The solution emerged from testing what actually worked. Native RSS feeds work reliably for some sources: TechCrunch's main feed, OpenAI's blog, Hugging Face, Google Research. These are organizations that still value open protocols—research institutions, tech companies building on open standards. RSSHub worked perfectly for one specific use case: YouTube channels. The routes for DeepMind, OpenAI, LangChain, Two Minute Papers all worked flawlessly. No authentication required, consistent format, reliable updates. YouTube technically has RSS feeds built-in, but RSSHub makes them easier to work with. For Anthropic specifically, I wrote a simple BeautifulSoup scraper that parses their news page HTML and extracts article titles, links, and dates. It's fragile in the sense that it'll break if they redesign their site, but it works reliably for now. Sometimes you just need to scrape.

The final architecture uses all three approaches: native RSS where available, RSSHub for YouTube, custom scrapers for high-value sources without feeds. I'm using MongoDB to track processed articles with a 7-day deduplication window—if I've seen a link in the past week, skip it. A cron job runs the whole thing daily at 9:30 AM, assuming my laptop is awake.

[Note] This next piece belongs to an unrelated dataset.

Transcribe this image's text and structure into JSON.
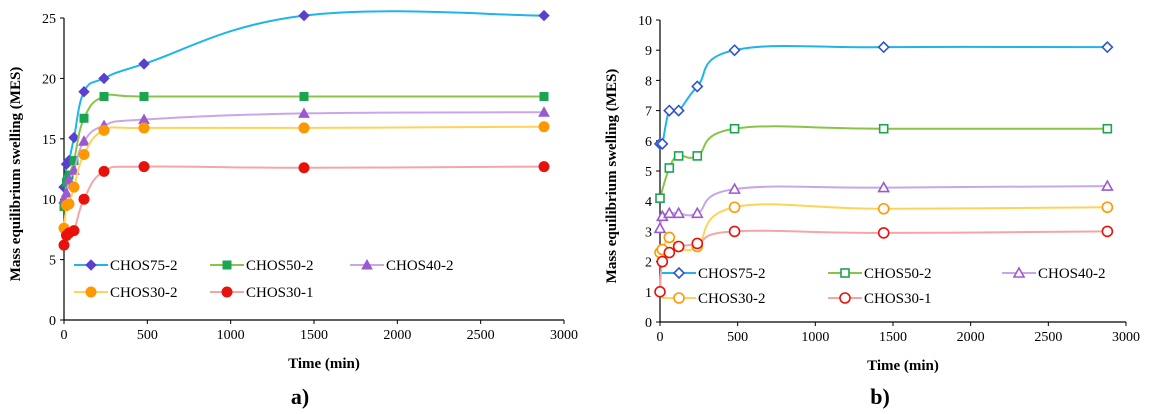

Every morning I get an email with four sections: AI News (TechCrunch, VentureBeat, Hacker News), AI Research (Google Research, Papers with Code), AI Company Blogs (OpenAI, DeepMind, Hugging Face, Anthropic), and YouTube (latest videos from channels that actually matter). All deduplicated, sorted by recency, ready to read before diving into the day. Setup took a Sunday afternoon of debugging. The code is messy—hard-coded paths, debug logging still in place—but it works, which in the world of RSS feeds and scrapers in 2026, feels like a minor victory.